A rating analyst is warning that changes in how federal regulators implement the Patient Protection and Affordable Care Act could negatively impact the accuracy of health insurers' pricing models.
Steve Zaharuk, a senior vice president at Moody's Investors Service, wrote about the possible effects of the changes in a new credit outlook commentary.
The commentary comes in light of the U.S. Treasury Department's PPACA employer mandate delay and a move by the U.S. Department of Health and Human Services to loosen exchange income eligibility requirements for a year.
By delaying implementation of the employer mandate, the Obama administration could increase the number of individuals who will be shopping for health coverage through the new exchange system, Zaharuk wrote in the Moody's commentary.
"In addition, some price-sensitive individuals will now have an easier time qualifying for government subsidies," Zaharuk wrote.

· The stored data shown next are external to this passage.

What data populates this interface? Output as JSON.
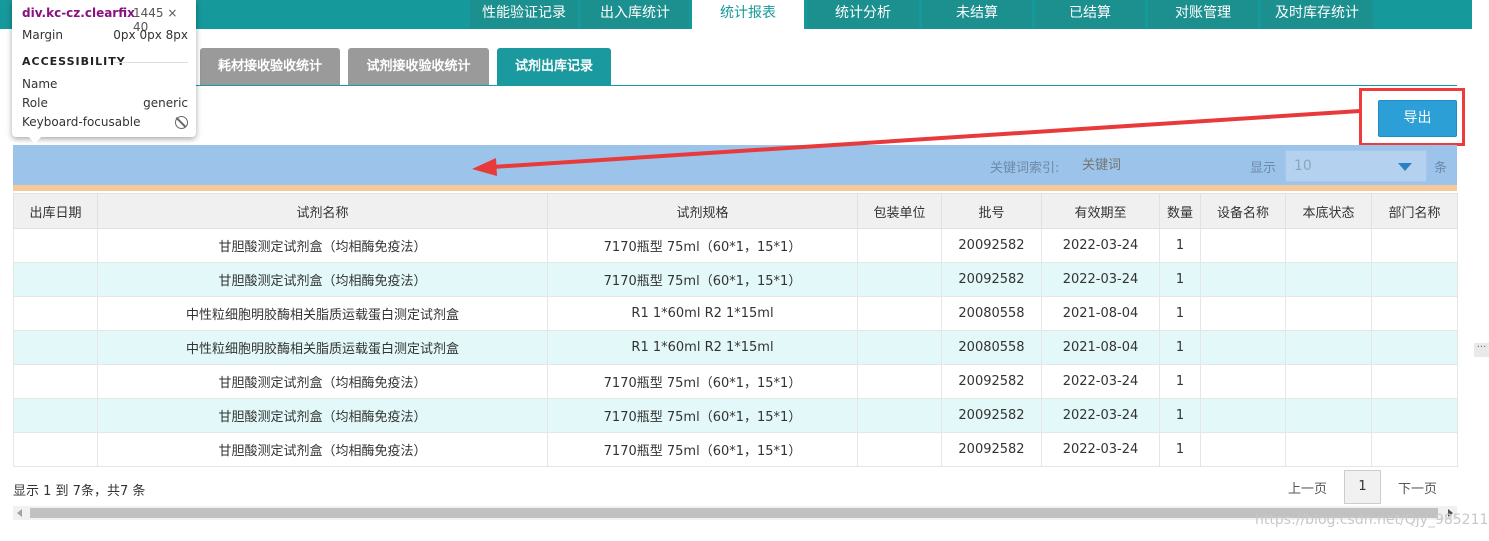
{
  "nav": {
    "tabs": [
      {
        "label": "性能验证记录"
      },
      {
        "label": "出入库统计"
      },
      {
        "label": "统计报表",
        "active": true
      },
      {
        "label": "统计分析"
      },
      {
        "label": "未结算"
      },
      {
        "label": "已结算"
      },
      {
        "label": "对账管理"
      },
      {
        "label": "及时库存统计"
      }
    ]
  },
  "subtabs": [
    {
      "label": "耗材接收验收统计"
    },
    {
      "label": "试剂接收验收统计"
    },
    {
      "label": "试剂出库记录",
      "active": true
    }
  ],
  "toolbar": {
    "export_label": "导出",
    "keyword_label": "关键词索引:",
    "keyword_placeholder": "关键词",
    "show_label": "显示",
    "page_size": "10",
    "unit_label": "条"
  },
  "table": {
    "headers": [
      "出库日期",
      "试剂名称",
      "试剂规格",
      "包装单位",
      "批号",
      "有效期至",
      "数量",
      "设备名称",
      "本底状态",
      "部门名称"
    ],
    "rows": [
      [
        "",
        "甘胆酸测定试剂盒（均相酶免疫法）",
        "7170瓶型 75ml（60*1，15*1）",
        "",
        "20092582",
        "2022-03-24",
        "1",
        "",
        "",
        ""
      ],
      [
        "",
        "甘胆酸测定试剂盒（均相酶免疫法）",
        "7170瓶型 75ml（60*1，15*1）",
        "",
        "20092582",
        "2022-03-24",
        "1",
        "",
        "",
        ""
      ],
      [
        "",
        "中性粒细胞明胶酶相关脂质运载蛋白测定试剂盒",
        "R1 1*60ml R2 1*15ml",
        "",
        "20080558",
        "2021-08-04",
        "1",
        "",
        "",
        ""
      ],
      [
        "",
        "中性粒细胞明胶酶相关脂质运载蛋白测定试剂盒",
        "R1 1*60ml R2 1*15ml",
        "",
        "20080558",
        "2021-08-04",
        "1",
        "",
        "",
        ""
      ],
      [
        "",
        "甘胆酸测定试剂盒（均相酶免疫法）",
        "7170瓶型 75ml（60*1，15*1）",
        "",
        "20092582",
        "2022-03-24",
        "1",
        "",
        "",
        ""
      ],
      [
        "",
        "甘胆酸测定试剂盒（均相酶免疫法）",
        "7170瓶型 75ml（60*1，15*1）",
        "",
        "20092582",
        "2022-03-24",
        "1",
        "",
        "",
        ""
      ],
      [
        "",
        "甘胆酸测定试剂盒（均相酶免疫法）",
        "7170瓶型 75ml（60*1，15*1）",
        "",
        "20092582",
        "2022-03-24",
        "1",
        "",
        "",
        ""
      ]
    ]
  },
  "footer": {
    "summary": "显示 1 到 7条，共7 条",
    "prev_label": "上一页",
    "current_page": "1",
    "next_label": "下一页"
  },
  "watermark": "https://blog.csdn.net/Qjy_985211",
  "devtools_tooltip": {
    "selector": "div.kc-cz.clearfix",
    "size": "1445 × 40",
    "margin_label": "Margin",
    "margin_value": "0px 0px 8px",
    "section_title": "ACCESSIBILITY",
    "name_label": "Name",
    "name_value": "",
    "role_label": "Role",
    "role_value": "generic",
    "focus_label": "Keyboard-focusable"
  },
  "colors": {
    "nav_bg": "#16999a",
    "subtab_active": "#1a9a9f",
    "export_button": "#2c9fd6",
    "highlight": "#ee3b3b",
    "toolbar_band": "#9cc3ea",
    "alt_row": "#e3f8f8"
  },
  "icons": {
    "select_caret": "chevron-down-icon",
    "not_focusable": "prohibited-icon",
    "pointer_arrow": "red-arrow-annotation"
  }
}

The changes could increase individual health policy sales, but, for insurers, the problem is that they have priced their products based on the assumption that PPACA will be fully implemented.
If the government puts off implementing some parts of PPACA, the actual demographics of individual market coverage applicants could be different what the insurers had expected, Zaharuk said.
"Obviously, a less healthy population would result in higher-than-anticipated medical costs," Zaharuk wrote. "This risk is likely, as we expect there will be individuals who use this opportunity to obtain subsidized insurance in 2014 for elective procedures, driving up medical costs."
The insurers that bring in those costlier-than-expected enrollees could face higher customer-service staffing costs as well as higher-than-expected medical costs.
Meanwhile, some individuals that buy individual exchange coverage as a result of the temporary impementation changes could drop their coverage in 2015, when the temporary changes end, Zaharuk said.
For insurers, the possibility that many new individual policy customers could rush out the doors in 2015 will make coming up with 2015 pricing and staffing levels difficult.
If exchanges and state regulators let health insurers change their 2014 rates to compensate for the new regulatory uncertainty, that "would somewhat mitigate the negative implications," Zaharuk wrote.